Brian Mulligan from The MEA attended this online event in June and the following notes reflect his thoughts from the meeting. The slides from the event are also available below:
Julian Ashworth (Dir. strategy/policy) welcomed attendees to the conference then handed over to Claire Levens to introduce Making Sense Of Media. She presented a list of external organisations/ experts who meet four times a year which includes:
Tiktok, YouTube and Parentzone. There is an opening here for involvement from The MEA which needs to be explored further.
Ofcom has commissioned research into underserved communities and published 'Children's Media Lives' report which included 'Internet Matters' research into Metaverse.
A question on AI revealed that their research indicates a third of online users have used it.

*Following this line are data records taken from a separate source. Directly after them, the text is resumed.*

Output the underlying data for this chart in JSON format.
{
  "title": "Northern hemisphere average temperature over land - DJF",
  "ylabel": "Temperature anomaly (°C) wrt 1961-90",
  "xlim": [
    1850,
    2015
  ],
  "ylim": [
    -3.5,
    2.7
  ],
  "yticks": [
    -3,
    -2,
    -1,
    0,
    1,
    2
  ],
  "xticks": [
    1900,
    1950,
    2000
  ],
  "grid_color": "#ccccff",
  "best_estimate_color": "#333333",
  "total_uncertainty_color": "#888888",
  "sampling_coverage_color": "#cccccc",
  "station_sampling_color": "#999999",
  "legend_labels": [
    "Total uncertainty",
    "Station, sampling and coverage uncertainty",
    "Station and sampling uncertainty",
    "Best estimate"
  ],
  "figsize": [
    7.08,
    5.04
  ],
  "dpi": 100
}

Bullying/ Cyberbullying - headline findings that this frequently crossed into harassment.
Discussion Panel:
Matteo Bergamini
Laura Higgins
Ken Corish
Digital citizenship (LH)
Most pertinent for me was the criticism of what Laura Higgins of Roblox termed ‘Old school
literacy’. This outdated approach still prevalent across schools but is of limited use in metaverse etc.
Often trainers in schools give poor quality advice
Benefits for children being media literate (KC)
Empowerment leads to safety
Materials used by PHSE in schools (MB)
Only way to deal with mis and disinformation is media literacy
Research: 3k teachers revealed less than 1% felt they had skills/ knowledge to teach political
and media literacy
Questions
What reasonable expectations should we have of platforms re: safety?
How do we engage the hard to reach audience?